I'm ultimately trying to compute the second moment of $X$, or $E[X^2]$. I don't see another way to do this other than to determine the probability distribution $P(X = k)$.
It seems to me that for each $U_i$ and its neighbors, it can take on $4$ positions being $1)\cdot ^{\cdot} \cdot$ $2) ^\cdot . ^\cdot$ $3) ^\cdot \cdot .$ and $4) .\cdot ^\cdot$. Basically peak, valley, middle decreasing and middle increasing. Therefore I think that $p(U_i \space is \space peak) = \frac14$. It is therefore my reasoning that $X$ is binomially distributed with parameter $p = \frac14$ of success, but I feel that there is something wrong as you can have at most $\frac{n}2$ peaks.
Can someone either point out my mistake, or point out a better way to calculate variance? Thank you
I think there are actually 6 positions. In your nomenclature of High (H), Medium (M), and Low (L), there are 3! = 6 ways of permuting the letters $H$, $M$ and $L$. Arguing by symmetry, the probability that $U_i$ is a peak is 1/3 since there's an equal chance that $U_{i-1}$, $U_{i}$, or $U_{i+1}$ is the largest of the 3.
Also, it's not binomially distributed with $p=1/3$ either since whether $U_i$ is a peak or not is not independent of $U_{i-1}$ and $U_{i+1}$. Conditioning on $U_{i-1}$ and $U_{i+1}$ large, the probability that $U_{i}$ is a peak is much less than 1/3.
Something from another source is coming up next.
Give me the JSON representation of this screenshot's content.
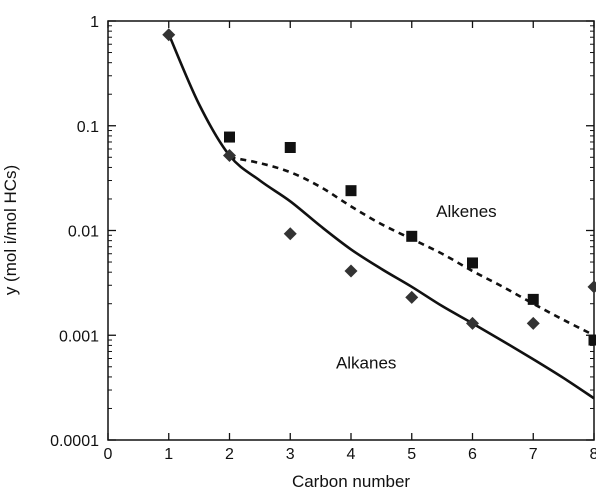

As you suspected, you do not have to actually compute the distribution of $X$ to find $\mathbb{E}[X^2]$. Instead, you can exploit the linearity of expectation to bypass all the joint distribution intricacies. Write $X = \sum_{i=1}^N \mathbf{1}_i$ where $\mathbf{1}_i$ indicates whether $U_i$ is a peak or not. Then expanding, you end up having to compute terms like $\mathbb{E}[\mathbf{1}_i\mathbf{1}_j]$.